Wang, Xin, Wang, Yasheng, Zhou, Pingyi, Mi, Fei, Xiao, Meng, Wang, Yadao, Li, Li, Liu, Xiao, Wu, Hao, Liu, Jin, Jiang, Xin

arXiv.org Artificial Intelligence 

Code pre-trained models have shown great success in various code-related tasks, such as code search, code clone detection, and code translation. Most existing code pre-trained models often treat a code snippet as a plain sequence of tokens. However, the inherent syntax and hierarchy that provide important structure and semantic information are ignored. The native derived sequence representations of them are insufficient. To this end, we propose CLSEBERT, a Contrastive Learning Framework for Syntax Enhanced Code Pre-Trained Model, to deal with various code intelligence tasks. In the pre-training stage, we consider the code syntax and hierarchy contained in the Abstract Syntax Tree (AST) and leverage the Contrastive Learning (CL) to learn noise-invariant code representations.
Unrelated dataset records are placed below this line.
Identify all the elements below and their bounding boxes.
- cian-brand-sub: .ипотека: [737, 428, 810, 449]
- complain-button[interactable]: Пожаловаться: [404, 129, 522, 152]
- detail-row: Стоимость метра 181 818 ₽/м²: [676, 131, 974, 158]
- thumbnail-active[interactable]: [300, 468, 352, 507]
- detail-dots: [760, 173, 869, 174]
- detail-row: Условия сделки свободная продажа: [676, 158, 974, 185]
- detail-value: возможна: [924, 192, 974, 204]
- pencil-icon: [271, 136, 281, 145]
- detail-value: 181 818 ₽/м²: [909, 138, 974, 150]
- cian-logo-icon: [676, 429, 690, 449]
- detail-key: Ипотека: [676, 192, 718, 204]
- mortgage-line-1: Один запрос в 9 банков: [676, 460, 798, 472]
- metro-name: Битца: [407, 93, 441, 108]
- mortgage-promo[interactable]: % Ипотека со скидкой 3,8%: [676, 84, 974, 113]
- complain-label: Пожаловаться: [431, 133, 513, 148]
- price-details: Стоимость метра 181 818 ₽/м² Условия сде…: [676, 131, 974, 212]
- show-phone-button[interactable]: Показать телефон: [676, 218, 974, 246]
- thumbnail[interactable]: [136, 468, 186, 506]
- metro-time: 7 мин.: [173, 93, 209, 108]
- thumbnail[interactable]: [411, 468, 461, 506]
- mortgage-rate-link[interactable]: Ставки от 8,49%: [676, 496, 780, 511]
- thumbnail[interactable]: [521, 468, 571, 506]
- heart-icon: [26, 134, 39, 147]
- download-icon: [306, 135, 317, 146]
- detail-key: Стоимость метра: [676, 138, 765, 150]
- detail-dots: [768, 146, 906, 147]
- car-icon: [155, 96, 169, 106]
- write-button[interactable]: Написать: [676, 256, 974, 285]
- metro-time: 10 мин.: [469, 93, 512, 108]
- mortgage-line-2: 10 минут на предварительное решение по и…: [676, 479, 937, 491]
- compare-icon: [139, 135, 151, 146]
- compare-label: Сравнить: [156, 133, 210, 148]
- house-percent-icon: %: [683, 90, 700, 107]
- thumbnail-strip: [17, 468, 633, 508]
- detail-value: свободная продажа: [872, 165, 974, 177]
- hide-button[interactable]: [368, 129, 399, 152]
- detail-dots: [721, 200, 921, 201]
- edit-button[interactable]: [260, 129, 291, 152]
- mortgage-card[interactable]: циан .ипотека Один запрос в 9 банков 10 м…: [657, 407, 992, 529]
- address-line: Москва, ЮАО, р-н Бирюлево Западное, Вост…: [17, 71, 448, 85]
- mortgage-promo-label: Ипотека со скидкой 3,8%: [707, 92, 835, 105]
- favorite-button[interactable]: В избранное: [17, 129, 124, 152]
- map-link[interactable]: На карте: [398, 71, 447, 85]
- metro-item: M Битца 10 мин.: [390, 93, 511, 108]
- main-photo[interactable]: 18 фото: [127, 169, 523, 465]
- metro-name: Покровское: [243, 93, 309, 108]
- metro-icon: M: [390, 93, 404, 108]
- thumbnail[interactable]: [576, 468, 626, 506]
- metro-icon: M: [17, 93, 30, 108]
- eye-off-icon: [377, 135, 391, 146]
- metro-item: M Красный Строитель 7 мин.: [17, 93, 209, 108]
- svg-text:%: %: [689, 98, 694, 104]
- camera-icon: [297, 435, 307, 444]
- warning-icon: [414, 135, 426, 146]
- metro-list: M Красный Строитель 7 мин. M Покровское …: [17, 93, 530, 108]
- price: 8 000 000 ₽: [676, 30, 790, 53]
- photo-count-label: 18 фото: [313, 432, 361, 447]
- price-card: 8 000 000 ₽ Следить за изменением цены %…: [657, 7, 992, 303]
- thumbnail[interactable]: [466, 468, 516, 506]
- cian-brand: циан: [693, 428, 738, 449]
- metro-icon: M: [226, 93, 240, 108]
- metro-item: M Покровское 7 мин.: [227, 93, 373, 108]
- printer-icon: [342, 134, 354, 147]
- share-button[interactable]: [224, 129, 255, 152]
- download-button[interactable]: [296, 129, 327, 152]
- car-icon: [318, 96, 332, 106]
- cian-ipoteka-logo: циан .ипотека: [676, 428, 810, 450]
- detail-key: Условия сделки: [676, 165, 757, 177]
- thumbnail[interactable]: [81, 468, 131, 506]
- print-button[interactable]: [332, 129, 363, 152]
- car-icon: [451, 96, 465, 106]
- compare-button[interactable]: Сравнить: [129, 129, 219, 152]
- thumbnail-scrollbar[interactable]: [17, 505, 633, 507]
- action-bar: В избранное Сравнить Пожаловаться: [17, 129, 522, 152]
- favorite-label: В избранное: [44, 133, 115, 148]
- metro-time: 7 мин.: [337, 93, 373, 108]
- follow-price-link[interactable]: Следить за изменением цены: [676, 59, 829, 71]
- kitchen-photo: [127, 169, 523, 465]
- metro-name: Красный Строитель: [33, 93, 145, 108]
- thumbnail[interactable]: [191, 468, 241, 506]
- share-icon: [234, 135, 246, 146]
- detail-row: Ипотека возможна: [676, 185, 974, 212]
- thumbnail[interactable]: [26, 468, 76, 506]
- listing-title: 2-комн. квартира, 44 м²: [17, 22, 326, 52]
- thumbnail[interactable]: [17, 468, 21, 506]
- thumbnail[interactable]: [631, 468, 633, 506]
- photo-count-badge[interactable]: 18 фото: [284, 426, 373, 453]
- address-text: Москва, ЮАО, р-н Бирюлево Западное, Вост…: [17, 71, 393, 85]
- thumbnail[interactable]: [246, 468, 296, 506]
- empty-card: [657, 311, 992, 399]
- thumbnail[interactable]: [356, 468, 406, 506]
Besides the original masked language model (MLM) objective, we also introduce two novel pre-training objectives: (1) ``AST Node Edge Prediction (NEP)'' to predict edges between nodes in the abstract syntax tree; (2) ``Code Token Type Prediction (TTP)'' to predict the types of code tokens. Extensive experiments on four code intelligence tasks demonstrate the superior performance of CLSEBERT compared to state-of-the-art at the same pre-training corpus and parameter scale.